Book Review Dec 6, 2017

Book review: The Road to Character

We live in a culture that demands success and esteems achievement. Constant pressure to perform, compete and excel shapes nearly every aspect of our lives. Yet in the end, our greatest desire is for friends and family to remember, not what we did, but who we were.

In The Road to Character, David Brooks offers a fascinating reflection on the decline of moral virtue in the Western world and contrasts our present condition with the (comparatively) better days that lie behind us.

The book is built around three sections. The core consists of eight chapters of biographical sketches that provide real-life examples of the kind of character that is noticeably absent from our society. The opening and conclusion feature the author’s incisive cultural assessment and critique. The following paragraphs highlight a portion of each section.

1. Adam II

At the outset, we are introduced to Adam I and Adam II, a concept borrowed from Rabbi Joseph Soloveitis’ book Lonely Man of Faith. Brooks contends that our natures are divided, and he adopts this paradigm to make sense of that division. Adam I is the part of us focused on the external. He looks outward, is driven by ambition and battles others to succeed or be recognized. But Adam II looks inside and is concerned with internal success. His goals are self-mastery and self-respect. Whereas Adam I cultivates his strengths, Adam II confronts his weaknesses.

2. A character repository

According to Brooks, “example is the best teacher.” Thus, almost the entire book is made up of the stories of real people whose lives were marked by character that most would regard as noteworthy. The examples span across the ages and display closely related traits. Among them are love, dignity and self-control. The cultivation of Adam II in each life was the key to their character.

3. Curbing the "Big Me"

The conclusion confronts what Brooks brands the “Big Me—” the pervasive mentality of modern culture that places self at the center of everything.

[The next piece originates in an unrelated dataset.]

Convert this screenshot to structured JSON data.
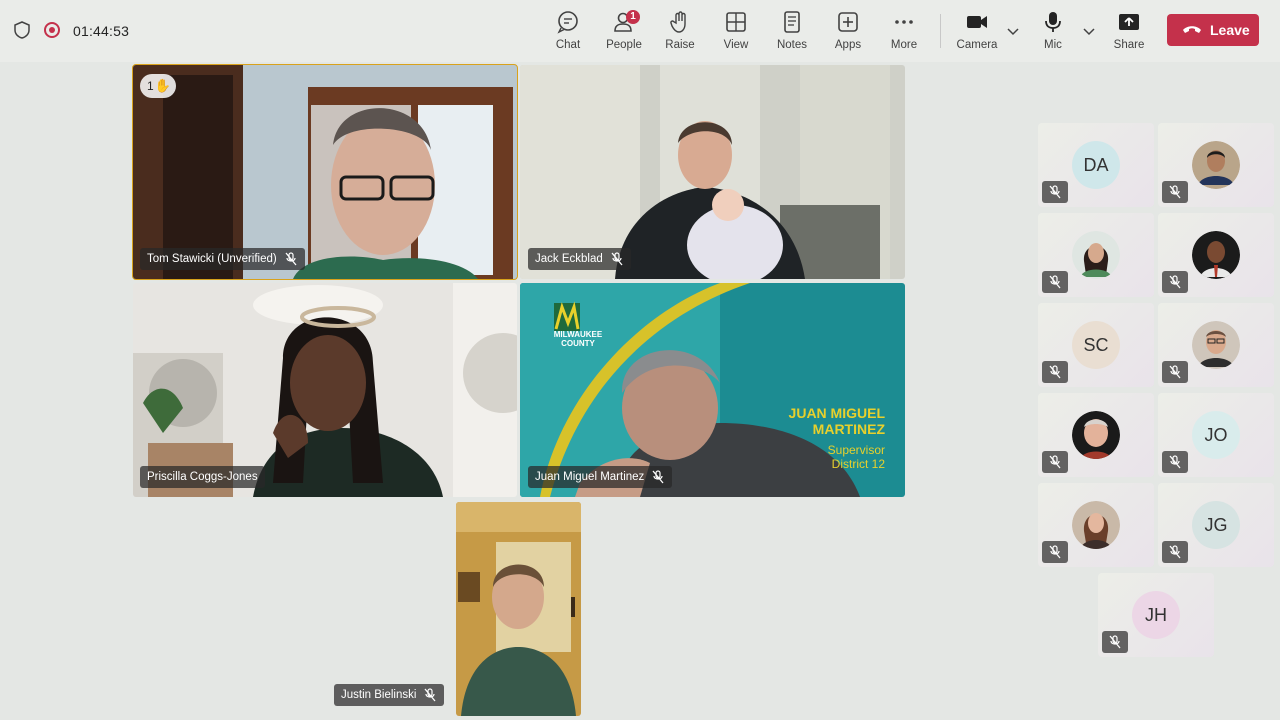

To remedy the long-term effects of this issue, Brooks offers a single proposition: humility. If society has been taken up with an overinflated view of self, the needed course correction is to “reassert a balance between Adam I and Adam II.” In order to promote a more balanced moral ecology, Brooks offers “The Humility Code—” 15 observations derived from the lives and character of the persons considered.

The road as Brooks sees it

Brooks is a perceptive cultural critic. He writes for The New York Times, which demands a certain soundness of thought. Brooks confesses that he wrote this book to save his own soul, realizing that intellect alone is not enough to fend off the erosive forces of culture. Brooks recognizes that we are in need of more than better thoughts. We need better loves.

“Most of us have clearer strategies for how to achieve career success than we do for how to develop a profound character,” he writes. Because character is the practice of a bygone age, Brooks would have us look backward as we make our way ahead. He shows that history often guides us better than we guide ourselves.

Application for the church

This book is of distinct importance to the church because it provides perspective. Christians should read this book to exit the echo chamber and hear the voice of a seasoned cultural observer from outside of their own tradition. So often our pulpits and tweets decry the downfall of a culture we know discernibly little about. The Road to Character provides scope and insight that is often unavailable in our limited spheres.

At the same time, Christians should read this book in order to confirm what they already know. Our natures are marred by sin, and this shapes the world in which we live. The Bible instructs us to master ourselves over against a culture that constantly screams, “Embrace yourself!” In this regard, Brooks is exceedingly helpful to point out the follies of cultural wisdom.

Finally, I would recommend this book to believers because the road to character looks, in many ways, like sanctification. Perhaps unknowingly, Brooks provides some helpful tools and vocabulary for discussing spiritual growth. The traits he surveys are often the result of the Spirit’s work in the life of the Christian (Gal. 5:22-24).

We certainly don’t agree at every turn, but I am deeply indebted to David Brooks for the wisdom and insight he displays in this book.